Я взглянул на старика.
– Еще партию? – спросил я, показывая на нашу шахматную доску. – Шахматы, месье Дюшам?
Глаза старика загорелись радостью.
– Non, non, поп, – настаивала женщина и, взяв меня под руку, попыталась вытащить из комнаты.
– Мими, – мягко сказал старик. Она замерла и повернулась к нему. Он взглядом указал на дверь. – Quittez la chambre.[43]
Она сверкнула на меня глазами и бросила несколько слов по-французски, но прозвучало это вовсе не как ручеек по камешкам, а как обрушившийся на мою голову камнепад.
– Она вернется через десять минут, – перевела Денбери. – Поторопитесь.
Марсель обновил расстановку на столе, добавив ко всей этой белиберде еще штопор и пустую раковину от улитки. Он заглянул под стол и проверил, нет ли там еще одного паука. Не обнаружив там ничего, он пошел белым пером. Я отреагировал на это наперстком. Он хмыкнул.
– Не раздражайте его. Поиграйте корректно хотя бы пару минут.
– Задавайте вопросы, Денбери. И налейте ему еще вина.
– Vin? – Глаза старика заблестели, и Денбери щедро наполнила его бокал. Он постучал по стеклу пальцем, улыбнулся Денбери и сказал несколько слов.
– Вот, блин, – возмутилась она.
– Что такое?
– Он хочет, чтобы я раскурила эту чертову трубку.
– Ну так раскурите ее. Вас что, в школе этому не учили?
Денбери состроила гримасу и принялась за дело. Она пыхтела, кашляла, давилась дымом, обливаясь при этом ручьями слез.
– Запах как в преисподней, черт возьми, – выдохнула она. – А на вкус как жареная веревка. – Когда табак наконец обрел нужный жар, она поднесла трубку к его лицу.
Он замахал ладонью, подгоняя дым к своему носу.
– Ах, l'odeur du ciel.
Пока мы с Марселем обменивались ходами, перемещая кнопки; перья и ракушки по всей поверхности стола, Денбери поддерживала со стариком беглый диалог, стараясь в переводе для меня ничего не упускать. Она деликатно не задавала вопросов, пока Марсель думал над ходом, а приберегала их на тот момент, когда он снимал одну из моих фигур и становился при этом более словоохотливым. Это было идеальное использование ситуации, вероятно, в равной степени полезное как для репортера, так и для копа.
Я слушал, задавал встречные вопросы, одновременно стараясь определить старшинство предметов на столе и надеясь оставаться в игре достаточно долго, чтобы Денбери успела задать свои вопросы. Мы, что называется, вошли в ритм, как в танце, и находились сейчас на таком уровне взаимопонимания, какого нам иногда удавалось достичь с Гарри, когда наперед знаешь, как будет действовать твой партнер даже в абсолютно тупиковой ситуации.
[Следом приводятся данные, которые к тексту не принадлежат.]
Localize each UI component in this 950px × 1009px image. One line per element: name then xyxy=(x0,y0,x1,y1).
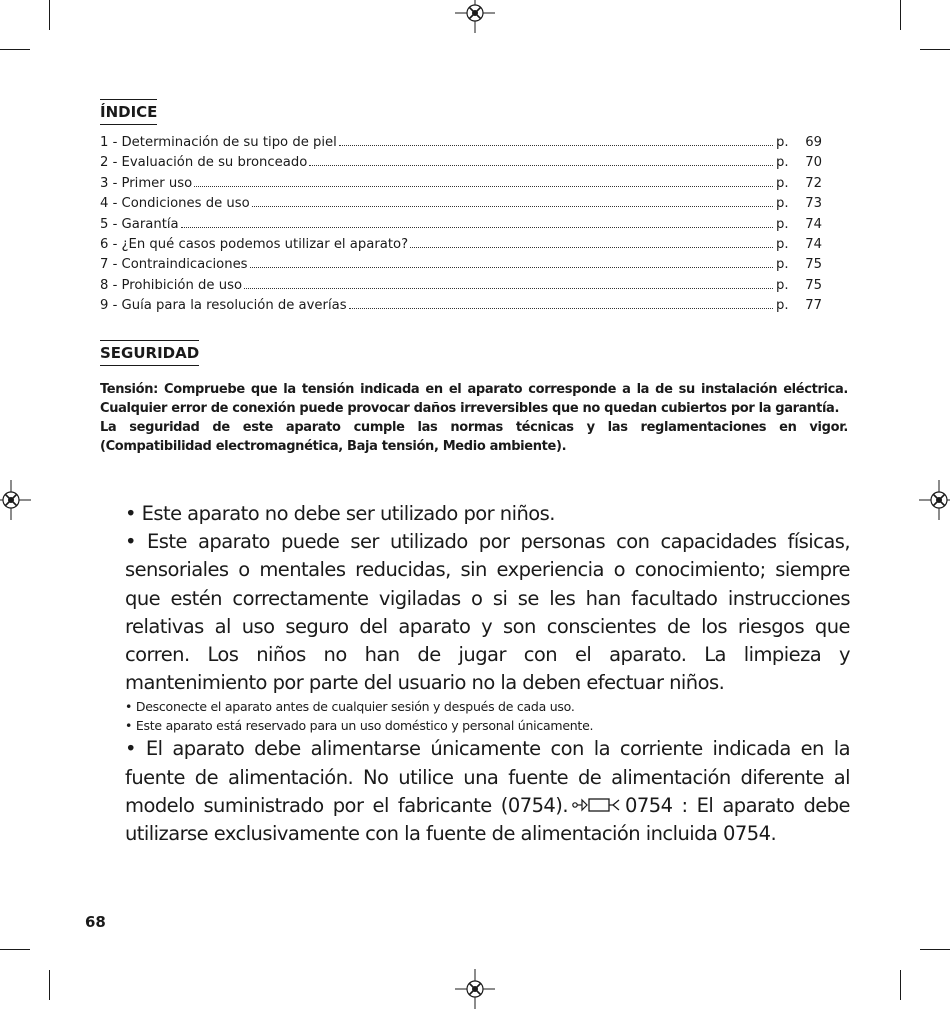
bullet-power-text-2: 0754 : El aparato debe utilizarse exclusivamente con la fuente de alimentación incluida 0754. xyxy=(125,793,850,846)
bullet-power-supply xyxy=(125,735,850,848)
toc-entry[interactable] xyxy=(100,237,822,257)
toc-dot-leader xyxy=(252,205,773,207)
toc-entry-title: 3 - Primer uso xyxy=(100,175,193,191)
power-adapter-icon xyxy=(572,793,622,809)
toc-entry-title: 9 - Guía para la resolución de averías xyxy=(100,298,347,314)
bullet-power-text-1: • El aparato debe alimentarse únicamente con la corriente indicada en la fuente de alimentación. No utilice una fuente de alimentación diferente al modelo suministrado por el fabricante (0754). xyxy=(125,737,850,817)
crop-mark xyxy=(900,0,901,30)
toc-entry[interactable] xyxy=(100,298,822,318)
toc-page-number: 75 xyxy=(805,257,822,273)
voltage-warning-text: Tensión: Compruebe que la tensión indicada en el aparato corresponde a la de su instalación eléctrica. Cualquier error de conexión puede provocar daños irreversibles que no quedan cubiertos por la garantía. xyxy=(100,382,848,416)
toc-entry-title: 5 - Garantía xyxy=(100,216,179,232)
toc-page-number: 73 xyxy=(805,196,822,212)
toc-page-prefix: p. xyxy=(776,236,789,252)
toc-entry-title: 6 - ¿En qué casos podemos utilizar el aparato? xyxy=(100,236,409,252)
toc-page-number: 77 xyxy=(805,298,822,314)
toc-entry-title: 2 - Evaluación de su bronceado xyxy=(100,155,308,171)
crop-mark xyxy=(920,949,950,950)
toc-page-prefix: p. xyxy=(776,257,789,273)
toc-page-number: 74 xyxy=(805,216,822,232)
toc-page-number: 69 xyxy=(805,135,822,150)
toc-dot-leader xyxy=(244,287,773,289)
toc-dot-leader xyxy=(194,185,773,187)
crop-mark xyxy=(49,0,50,30)
toc-entry-title: 4 - Condiciones de uso xyxy=(100,196,250,212)
registration-mark-icon xyxy=(0,480,31,520)
bullet-domestic: • Este aparato está reservado para un uso doméstico y personal únicamente. xyxy=(125,718,594,734)
toc-heading: ÍNDICE xyxy=(100,99,157,125)
standards-warning-text: La seguridad de este aparato cumple las normas técnicas y las reglamentaciones en vigor. (Compatibilidad electromagnética, Baja tensión, Medio ambiente). xyxy=(100,420,848,454)
table-of-contents xyxy=(100,135,822,319)
toc-entry[interactable] xyxy=(100,196,822,216)
crop-mark xyxy=(920,49,950,50)
toc-page-prefix: p. xyxy=(776,135,789,150)
toc-page-prefix: p. xyxy=(776,298,789,314)
toc-dot-leader xyxy=(181,226,773,228)
registration-mark-icon xyxy=(919,480,950,520)
toc-page-number: 70 xyxy=(805,155,822,171)
toc-dot-leader xyxy=(410,246,773,248)
safety-heading: SEGURIDAD xyxy=(100,340,199,366)
toc-entry-title: 8 - Prohibición de uso xyxy=(100,277,243,293)
toc-entry-title: 7 - Contraindicaciones xyxy=(100,257,248,273)
toc-entry[interactable] xyxy=(100,176,822,196)
crop-mark xyxy=(0,49,30,50)
toc-page-prefix: p. xyxy=(776,175,789,191)
page-number: 68 xyxy=(85,913,106,931)
safety-instructions xyxy=(125,500,850,848)
toc-page-prefix: p. xyxy=(776,216,789,232)
toc-entry[interactable] xyxy=(100,257,822,277)
crop-mark xyxy=(900,970,901,1000)
toc-page-number: 75 xyxy=(805,277,822,293)
toc-page-prefix: p. xyxy=(776,277,789,293)
toc-page-number: 72 xyxy=(805,175,822,191)
toc-dot-leader xyxy=(309,164,773,166)
toc-entry[interactable] xyxy=(100,155,822,175)
toc-entry[interactable] xyxy=(100,217,822,237)
toc-entry[interactable] xyxy=(100,135,822,155)
bullet-disconnect: • Desconecte el aparato antes de cualquier sesión y después de cada uso. xyxy=(125,699,575,715)
toc-entry-title: 1 - Determinación de su tipo de piel xyxy=(100,135,337,150)
voltage-warning xyxy=(100,380,848,456)
bullet-children: • Este aparato no debe ser utilizado por niños. xyxy=(125,502,555,525)
toc-dot-leader xyxy=(250,266,773,268)
toc-page-number: 74 xyxy=(805,236,822,252)
bullet-capacities: • Este aparato puede ser utilizado por personas con capacidades físicas, sensoriales o mentales reducidas, sin experiencia o conocimiento; siempre que estén correctamente vigiladas o si se les han facultado instrucciones relativas al uso seguro del aparato y son conscientes de los riesgos que corren. Los niños no han de jugar con el aparato. La limpieza y mantenimiento por parte del usuario no la deben efectuar niños. xyxy=(125,530,850,695)
toc-page-prefix: p. xyxy=(776,196,789,212)
registration-mark-icon xyxy=(455,0,495,33)
crop-mark xyxy=(0,949,30,950)
registration-mark-icon xyxy=(455,969,495,1009)
toc-entry[interactable] xyxy=(100,278,822,298)
toc-dot-leader xyxy=(339,144,773,146)
toc-page-prefix: p. xyxy=(776,155,789,171)
toc-dot-leader xyxy=(349,307,773,309)
crop-mark xyxy=(49,970,50,1000)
Я двинул вперед металлическое перо для ручки, а Денбери продолжала тихо переводить:
– Он говорит, что в работах Гекскампа была голая жизненная сила, но в них не было искусства. Он скорее был иллюстратором, нежели художником. Гекскамп не способен был осознать собственную ограниченность и всех критиков называл лжецами и завистниками.
Мое перо набросилось на его солонку. Денбери слегка запиналась, стараясь быть точной.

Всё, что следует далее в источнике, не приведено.